The question of “is there even a solution?” still exists. Let’s start with cutting out talking about our bodies altogether. No more mentioning sizes, dishing out compliments/insults, celebrating different bodies for image alone. The possibility of this tactic’s effectiveness is severely overshadowed by its complete impracticality. Plus, this would have to be grandfathered in and start with ages three and younger – because we can’t just all of a sudden stop complimenting people. The world would simply implode.
Maybe a better solution would be to cut out body descriptive words altogether. Fat would only refer to the macromolecule, curvy is for a dangerous road you might want to buckle up for, and thin is the second word in the name of a certain brand of cracker. Yet this too wouldn’t work because these words could easily be replaced. Civilization thrives on categorization.
And my third solution relies on restructuring the way we even view our bodies. Let’s do an exercise: describe your body.

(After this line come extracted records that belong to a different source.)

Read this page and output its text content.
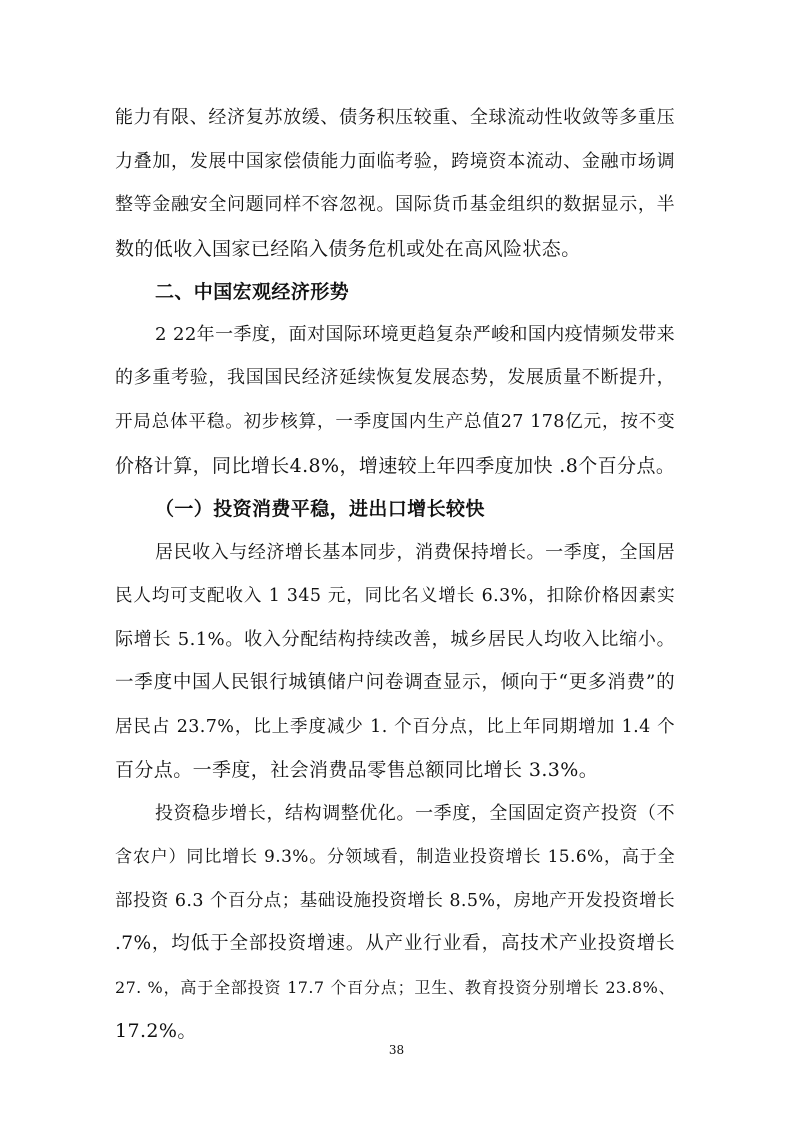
能力有限、经济复苏放缓、债务积压较重、全球流动性收敛等多重压
力叠加，发展中国家偿债能力面临考验，跨境资本流动、金融市场调
整等金融安全问题同样不容忽视。国际货币基金组织的数据显示，半
数的低收入国家已经陷入债务危机或处在高风险状态。
二、中国宏观经济形势
2 22年一季度，面对国际环境更趋复杂严峻和国内疫情频发带来
的多重考验，我国国民经济延续恢复发展态势，发展质量不断提升，
开局总体平稳。初步核算，一季度国内生产总值27 178亿元，按不变
价格计算，同比增长4.8%，增速较上年四季度加快 .8个百分点。
（一）投资消费平稳，进出口增长较快
居民收入与经济增长基本同步，消费保持增长。一季度，全国居
民人均可支配收入 1 345 元，同比名义增长 6.3%，扣除价格因素实
际增长 5.1%。收入分配结构持续改善，城乡居民人均收入比缩小。
一季度中国人民银行城镇储户问卷调查显示，倾向于“更多消费”的
居民占 23.7%，比上季度减少 1. 个百分点，比上年同期增加 1.4 个
百分点。一季度，社会消费品零售总额同比增长 3.3%。
投资稳步增长，结构调整优化。一季度，全国固定资产投资（不
含农户）同比增长 9.3%。分领域看，制造业投资增长 15.6%，高于全
部投资 6.3 个百分点；基础设施投资增长 8.5%，房地产开发投资增长
.7%，均低于全部投资增速。从产业行业看，高技术产业投资增长
27. %，高于全部投资 17.7 个百分点；卫生、教育投资分别增长 23.8%、
17.2%。
38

Okay. For those who described your body’s physical appearance, raise your hand. For those who described your body for what it’s able to do, raise your hand. I’m assuming many people would think to do the first option naturally, because we’re conditioned to view our bodies as objects and not as vessels to live. Just think about all of the amazing things that your body has done for you and can do for you. When you take a step back and view yourself through this lens, you might feel like a complete jerk for putting so much pressure on your appearance. However, our attention spans aren’t always the best, and considering most of us have grown up viewing our bodies as objects, we’re going to revert back to our normal ways.
So to this I say: I’m sorry to everyone who hates and or is obsessed with their body, but remember this: you’re very clearly not alone. The best you can do is maybe try to distract yourself, because it will never get any better.